Second you need a scaffold to build the house around. Grammar rules are that scaffolding. Learning grammar is NOT learning the language itself, it is learning a skeleton of rules upon which to hang the language you learn. Learning grammar alongside practising the language every day will massively accelerate your progress.
After the main structure of the house is built you can throw the scaffolding away. You don’t need grammar rules when you have an intuitive grasp of how the language is constructed. At this point all that remains is interior design and embellishing, that is polishing the language and it just takes time hanging around native speakers.
You need to be motivated
Learning a language fast is difficult, embarrassing, painful and requires a phenomenal number of mistakes, which I am still making every day.

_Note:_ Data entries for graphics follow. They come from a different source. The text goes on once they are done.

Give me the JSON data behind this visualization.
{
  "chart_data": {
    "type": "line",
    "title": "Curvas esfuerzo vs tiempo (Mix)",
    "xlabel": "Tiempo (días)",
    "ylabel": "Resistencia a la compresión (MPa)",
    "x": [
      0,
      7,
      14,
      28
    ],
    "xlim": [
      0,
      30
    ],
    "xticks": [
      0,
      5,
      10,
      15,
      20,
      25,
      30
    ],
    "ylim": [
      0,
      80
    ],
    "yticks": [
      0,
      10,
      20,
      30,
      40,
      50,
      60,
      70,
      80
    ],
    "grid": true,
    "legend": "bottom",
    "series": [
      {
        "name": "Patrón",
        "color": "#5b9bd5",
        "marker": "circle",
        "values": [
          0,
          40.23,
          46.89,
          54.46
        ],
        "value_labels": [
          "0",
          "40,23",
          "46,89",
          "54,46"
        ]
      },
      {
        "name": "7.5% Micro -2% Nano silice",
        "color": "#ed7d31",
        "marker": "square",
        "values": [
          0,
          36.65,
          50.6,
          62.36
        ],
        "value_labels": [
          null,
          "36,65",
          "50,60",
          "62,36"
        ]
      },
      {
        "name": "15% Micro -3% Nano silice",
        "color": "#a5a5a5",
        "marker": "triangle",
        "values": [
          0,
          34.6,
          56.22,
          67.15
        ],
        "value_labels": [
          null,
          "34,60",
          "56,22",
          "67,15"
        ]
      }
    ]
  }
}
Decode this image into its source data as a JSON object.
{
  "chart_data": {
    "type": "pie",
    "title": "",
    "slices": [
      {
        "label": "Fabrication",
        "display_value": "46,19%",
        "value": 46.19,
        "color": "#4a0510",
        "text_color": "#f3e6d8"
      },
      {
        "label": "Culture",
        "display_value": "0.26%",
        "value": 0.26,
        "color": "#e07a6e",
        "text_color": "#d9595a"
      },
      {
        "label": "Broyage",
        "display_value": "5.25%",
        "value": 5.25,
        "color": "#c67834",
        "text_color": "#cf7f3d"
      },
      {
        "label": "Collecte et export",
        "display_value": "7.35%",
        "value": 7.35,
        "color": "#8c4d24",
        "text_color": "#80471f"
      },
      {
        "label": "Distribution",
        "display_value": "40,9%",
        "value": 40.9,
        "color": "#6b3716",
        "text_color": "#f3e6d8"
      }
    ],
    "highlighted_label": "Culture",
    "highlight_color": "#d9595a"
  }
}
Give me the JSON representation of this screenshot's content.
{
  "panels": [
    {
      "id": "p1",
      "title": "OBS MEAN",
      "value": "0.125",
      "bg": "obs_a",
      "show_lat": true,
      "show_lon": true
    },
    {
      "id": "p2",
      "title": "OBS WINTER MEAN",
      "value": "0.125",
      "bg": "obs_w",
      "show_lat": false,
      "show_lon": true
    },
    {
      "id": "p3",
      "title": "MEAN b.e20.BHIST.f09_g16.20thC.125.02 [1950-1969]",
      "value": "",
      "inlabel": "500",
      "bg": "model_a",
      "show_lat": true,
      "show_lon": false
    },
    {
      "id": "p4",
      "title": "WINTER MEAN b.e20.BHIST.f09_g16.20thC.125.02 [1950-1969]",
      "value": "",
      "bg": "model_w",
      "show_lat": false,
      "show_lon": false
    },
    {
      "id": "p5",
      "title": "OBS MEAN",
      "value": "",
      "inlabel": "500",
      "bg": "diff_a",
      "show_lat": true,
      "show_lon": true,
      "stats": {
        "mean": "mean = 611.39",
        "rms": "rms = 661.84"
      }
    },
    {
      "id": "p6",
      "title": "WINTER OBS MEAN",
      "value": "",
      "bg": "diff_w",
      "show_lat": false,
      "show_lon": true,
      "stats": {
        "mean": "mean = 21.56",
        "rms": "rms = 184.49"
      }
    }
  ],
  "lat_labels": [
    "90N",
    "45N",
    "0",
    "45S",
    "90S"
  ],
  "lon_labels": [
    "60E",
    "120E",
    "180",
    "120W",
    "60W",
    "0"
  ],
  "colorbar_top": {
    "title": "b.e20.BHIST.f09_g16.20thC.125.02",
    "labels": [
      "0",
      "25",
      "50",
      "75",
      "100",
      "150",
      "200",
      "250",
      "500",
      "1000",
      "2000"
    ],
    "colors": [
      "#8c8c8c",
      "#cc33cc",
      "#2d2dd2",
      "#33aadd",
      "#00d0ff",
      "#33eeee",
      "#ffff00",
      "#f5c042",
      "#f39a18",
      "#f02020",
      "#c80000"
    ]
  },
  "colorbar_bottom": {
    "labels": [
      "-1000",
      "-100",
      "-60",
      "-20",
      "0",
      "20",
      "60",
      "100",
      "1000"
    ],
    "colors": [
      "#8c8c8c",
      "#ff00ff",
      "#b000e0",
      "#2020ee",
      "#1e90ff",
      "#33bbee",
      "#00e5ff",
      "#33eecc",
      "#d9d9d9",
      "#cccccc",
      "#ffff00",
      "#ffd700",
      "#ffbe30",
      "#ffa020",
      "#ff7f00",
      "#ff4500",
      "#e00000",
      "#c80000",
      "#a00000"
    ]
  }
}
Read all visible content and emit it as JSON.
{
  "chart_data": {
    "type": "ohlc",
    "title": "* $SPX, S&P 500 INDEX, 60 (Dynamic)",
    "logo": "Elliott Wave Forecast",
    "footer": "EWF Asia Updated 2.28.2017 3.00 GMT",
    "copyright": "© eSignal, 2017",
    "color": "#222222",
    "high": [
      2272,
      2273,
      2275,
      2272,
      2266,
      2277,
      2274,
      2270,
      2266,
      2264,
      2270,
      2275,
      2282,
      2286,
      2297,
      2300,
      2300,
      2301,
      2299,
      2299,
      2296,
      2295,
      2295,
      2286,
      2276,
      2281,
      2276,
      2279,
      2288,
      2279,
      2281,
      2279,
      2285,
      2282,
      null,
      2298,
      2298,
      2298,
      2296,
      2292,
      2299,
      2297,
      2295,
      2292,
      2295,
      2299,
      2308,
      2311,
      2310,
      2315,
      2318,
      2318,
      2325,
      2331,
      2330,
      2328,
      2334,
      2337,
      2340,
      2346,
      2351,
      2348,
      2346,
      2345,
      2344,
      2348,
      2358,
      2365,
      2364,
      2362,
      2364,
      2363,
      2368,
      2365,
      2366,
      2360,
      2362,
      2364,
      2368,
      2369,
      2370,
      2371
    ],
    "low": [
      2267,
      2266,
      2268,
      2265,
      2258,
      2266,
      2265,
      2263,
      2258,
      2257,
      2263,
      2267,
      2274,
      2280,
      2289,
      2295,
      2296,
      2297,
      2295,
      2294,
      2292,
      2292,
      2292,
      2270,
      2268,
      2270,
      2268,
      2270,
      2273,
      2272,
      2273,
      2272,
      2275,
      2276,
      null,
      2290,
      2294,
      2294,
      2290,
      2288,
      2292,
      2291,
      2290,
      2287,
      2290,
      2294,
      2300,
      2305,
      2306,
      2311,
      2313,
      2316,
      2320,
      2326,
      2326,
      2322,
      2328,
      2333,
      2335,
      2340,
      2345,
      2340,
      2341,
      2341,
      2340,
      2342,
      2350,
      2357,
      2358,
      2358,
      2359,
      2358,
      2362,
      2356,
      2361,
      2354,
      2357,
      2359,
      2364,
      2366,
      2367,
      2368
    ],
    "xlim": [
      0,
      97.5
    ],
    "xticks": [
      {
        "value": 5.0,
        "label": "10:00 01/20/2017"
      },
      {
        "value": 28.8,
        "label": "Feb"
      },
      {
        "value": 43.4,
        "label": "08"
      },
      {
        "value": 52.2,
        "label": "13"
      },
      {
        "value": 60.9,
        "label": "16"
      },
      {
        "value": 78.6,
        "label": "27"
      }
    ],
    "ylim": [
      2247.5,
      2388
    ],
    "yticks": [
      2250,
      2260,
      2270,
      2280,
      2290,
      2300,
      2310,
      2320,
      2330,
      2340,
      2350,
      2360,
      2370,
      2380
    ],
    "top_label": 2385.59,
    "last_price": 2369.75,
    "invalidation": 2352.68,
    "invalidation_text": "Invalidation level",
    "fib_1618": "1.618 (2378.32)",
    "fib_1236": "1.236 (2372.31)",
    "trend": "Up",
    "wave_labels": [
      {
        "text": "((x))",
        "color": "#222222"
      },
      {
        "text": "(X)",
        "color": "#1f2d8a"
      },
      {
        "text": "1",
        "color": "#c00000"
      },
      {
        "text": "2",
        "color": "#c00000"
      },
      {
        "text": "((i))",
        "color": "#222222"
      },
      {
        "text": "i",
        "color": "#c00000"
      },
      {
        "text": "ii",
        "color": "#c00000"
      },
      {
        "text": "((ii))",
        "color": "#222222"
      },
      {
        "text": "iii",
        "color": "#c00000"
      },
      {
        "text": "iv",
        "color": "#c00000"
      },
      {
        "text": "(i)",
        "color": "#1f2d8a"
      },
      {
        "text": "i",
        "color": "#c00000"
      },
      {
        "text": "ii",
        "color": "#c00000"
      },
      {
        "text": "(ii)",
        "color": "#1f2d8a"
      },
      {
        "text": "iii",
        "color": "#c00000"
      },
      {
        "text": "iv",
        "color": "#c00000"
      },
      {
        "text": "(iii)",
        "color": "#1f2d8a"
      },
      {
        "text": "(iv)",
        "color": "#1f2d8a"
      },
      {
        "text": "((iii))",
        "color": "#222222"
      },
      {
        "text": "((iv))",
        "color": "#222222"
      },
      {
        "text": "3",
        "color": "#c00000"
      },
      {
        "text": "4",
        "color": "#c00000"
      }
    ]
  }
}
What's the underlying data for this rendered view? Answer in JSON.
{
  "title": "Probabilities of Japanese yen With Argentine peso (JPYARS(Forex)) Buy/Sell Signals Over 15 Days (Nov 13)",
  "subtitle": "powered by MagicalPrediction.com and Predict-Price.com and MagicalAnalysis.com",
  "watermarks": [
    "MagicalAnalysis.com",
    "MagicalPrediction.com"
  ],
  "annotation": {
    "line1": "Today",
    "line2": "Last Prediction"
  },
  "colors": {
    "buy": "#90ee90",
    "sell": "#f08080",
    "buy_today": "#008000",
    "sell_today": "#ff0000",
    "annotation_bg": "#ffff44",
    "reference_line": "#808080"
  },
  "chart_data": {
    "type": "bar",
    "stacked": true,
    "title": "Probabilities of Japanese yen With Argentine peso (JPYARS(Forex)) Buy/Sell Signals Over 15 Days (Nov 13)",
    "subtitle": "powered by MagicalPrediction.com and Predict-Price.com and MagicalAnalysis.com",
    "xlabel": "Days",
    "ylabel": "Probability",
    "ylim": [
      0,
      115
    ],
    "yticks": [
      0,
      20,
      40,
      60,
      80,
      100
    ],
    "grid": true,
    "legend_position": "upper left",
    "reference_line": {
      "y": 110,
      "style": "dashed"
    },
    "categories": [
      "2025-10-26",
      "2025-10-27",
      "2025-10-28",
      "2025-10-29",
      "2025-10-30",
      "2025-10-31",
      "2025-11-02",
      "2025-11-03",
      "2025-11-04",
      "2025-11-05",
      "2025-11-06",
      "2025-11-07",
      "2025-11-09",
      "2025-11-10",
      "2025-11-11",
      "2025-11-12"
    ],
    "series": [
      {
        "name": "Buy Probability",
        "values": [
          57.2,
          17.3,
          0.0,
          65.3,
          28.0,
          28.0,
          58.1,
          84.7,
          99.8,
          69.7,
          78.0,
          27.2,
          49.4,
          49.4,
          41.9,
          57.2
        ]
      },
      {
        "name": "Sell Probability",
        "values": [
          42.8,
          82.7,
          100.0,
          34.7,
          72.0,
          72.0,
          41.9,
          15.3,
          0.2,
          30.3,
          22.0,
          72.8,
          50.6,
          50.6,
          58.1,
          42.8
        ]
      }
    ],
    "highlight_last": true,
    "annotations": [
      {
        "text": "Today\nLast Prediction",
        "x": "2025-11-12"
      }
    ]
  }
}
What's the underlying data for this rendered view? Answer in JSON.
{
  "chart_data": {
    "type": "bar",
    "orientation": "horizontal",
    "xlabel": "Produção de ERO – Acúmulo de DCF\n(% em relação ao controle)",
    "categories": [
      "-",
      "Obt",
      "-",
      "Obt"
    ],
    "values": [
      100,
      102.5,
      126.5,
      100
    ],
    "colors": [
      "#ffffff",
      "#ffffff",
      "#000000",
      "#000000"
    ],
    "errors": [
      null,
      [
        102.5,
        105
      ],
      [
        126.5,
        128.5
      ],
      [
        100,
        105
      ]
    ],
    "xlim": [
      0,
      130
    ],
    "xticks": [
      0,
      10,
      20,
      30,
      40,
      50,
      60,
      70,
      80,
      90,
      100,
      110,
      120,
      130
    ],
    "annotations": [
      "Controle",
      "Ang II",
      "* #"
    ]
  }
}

You need to make NOT learning the language more painful in your mind than learning it, and the best way to do that is use your natural drive away from loneliness and towards social contact.
However, it does NOT require any special talents, intelligence or skills. Any person with a normal, functioning brain can learn Spanish as fast as anybody else. You just need the right techniques, and the right methods.
Join a great school. Cut yourself off from native speakers. Immerse yourself totally. Ten hours a day of Spanish exposure will have you dreaming and thinking in it within weeks.